Garen chuckled, hand on Besthamun to draw her back to the bed. “I study dream plagues in my own way; of course I know as much as I can about your city. But I had thought it useless in my quest.”
“We were pressed into Trikilin’s service as children by our father, a master architect,” Meldri said in a far-off tone. “We left before the plague took hold. Sometimes I dream that I am walking the streets near our home again. Of the way the stones felt warm beneath your feet, even after the sun had set.”
“I miss the smells of mountain grubs and rock sparrow eggs frying in the stalls along the marketplace,” Besthamun whispered.
“In my dream the people become monsters. They tear down Alamoi, brick by brick, devouring each stone with blackened maws.” Meldri began to sob.
“We will see it destroyed by our own hands and our people freed from the dream’s service,” Besthamun said, taking her brother’s hand. She stared at Garen, who shrugged.
“I will do my best.”
Later, after Meldri had drifted off, Garen said: “You don’t expect me to survive.”
Besthamun rolled to face away. “I suppose not. The detonating compound will only give you moments to find shelter, even if you live long enough to formulate it. But… you are clever.”
He laughed.
“Perhaps the most clever man I have ever met.”
“Maybe so.
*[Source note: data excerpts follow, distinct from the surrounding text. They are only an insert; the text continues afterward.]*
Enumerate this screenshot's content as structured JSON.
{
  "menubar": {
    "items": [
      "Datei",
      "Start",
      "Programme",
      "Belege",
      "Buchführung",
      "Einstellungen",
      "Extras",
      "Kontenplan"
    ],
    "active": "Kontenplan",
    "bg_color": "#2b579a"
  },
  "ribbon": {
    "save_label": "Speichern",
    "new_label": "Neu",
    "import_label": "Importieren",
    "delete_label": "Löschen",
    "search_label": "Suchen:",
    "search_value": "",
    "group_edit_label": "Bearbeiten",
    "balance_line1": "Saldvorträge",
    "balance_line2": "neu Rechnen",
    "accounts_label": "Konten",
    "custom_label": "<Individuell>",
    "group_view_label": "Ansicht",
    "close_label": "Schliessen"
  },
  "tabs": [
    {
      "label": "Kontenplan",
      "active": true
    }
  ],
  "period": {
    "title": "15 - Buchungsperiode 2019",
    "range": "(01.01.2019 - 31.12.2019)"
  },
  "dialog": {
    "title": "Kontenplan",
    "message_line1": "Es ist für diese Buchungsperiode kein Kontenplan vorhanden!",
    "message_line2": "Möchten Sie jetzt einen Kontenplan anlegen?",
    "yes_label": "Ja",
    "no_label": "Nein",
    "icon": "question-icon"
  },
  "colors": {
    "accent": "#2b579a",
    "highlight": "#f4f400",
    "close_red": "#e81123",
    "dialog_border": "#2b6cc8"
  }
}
But if you really cared about me as anything other than a tool for your plans, you wouldn’t send me to my death.”
“I’m not forcing you to go.”
He sighed. “I would give anything, even my life, to dream again. Aside from the fits of madness, one does not feel… real?… after so long without dreams. This talk of saving the land from the calamitous dreaming of old gods; none of that matters to me.”
“You will still attempt the task?”
“Of course. Perhaps I will surprise you with my survival. And if not, I hope that in death even I can dream.”
“I hope so too.”
A thunderclap brought Garen back to the present. A swarm of pink-hued abominations spilled from the space below the arch, a swarm buzzing louder than the screaming birds, their shapes writhing, unnatural. Beyond them, through the arch, in a space that had never known light, something immense lurked, a presence with no recognizable shape. Garen knew it to be the Dreaming One, the thing banished. It approached, heralded by its servants. Its path was not yet fully paved, the invisible door still swinging open. Garen still had time.
He took the last triggering essence of the explosive compound in his fist, blade in the other, and screamed his defiance to the heavens.
The winged servants dived at him. The dreamers raised their fists and howled. Attackers struck from all directions.
Despite his madness, Garen had the luxury of time. He had studied many subjects, but first among them was the martial forms. In this he was a practiced scholar. Now his mastery was apparent, though no sane mind could witness it. In each movement he accomplished precisely what was needed for his knife to sunder limb from torso, head from neck. He spun into the writhing horde of dreamers and laid waste to any who dared come within his considerable reach.
Still an endless number pressed him, their blunt teeth and splintered nails rending his skin, his spilled blood a gory rain that speckled the air. Despite his mastery of the knife, he could not resist such great numbers for very long. Each swing took him farther from the nearly completed chemical mixture. He carved a path to escape — a gap in the crowd that could close at any moment — and then he flung the final element back at the mixture-filled vial that lay at the foot of the arch.
It shattered against the beaker, and the mixture inside flared white.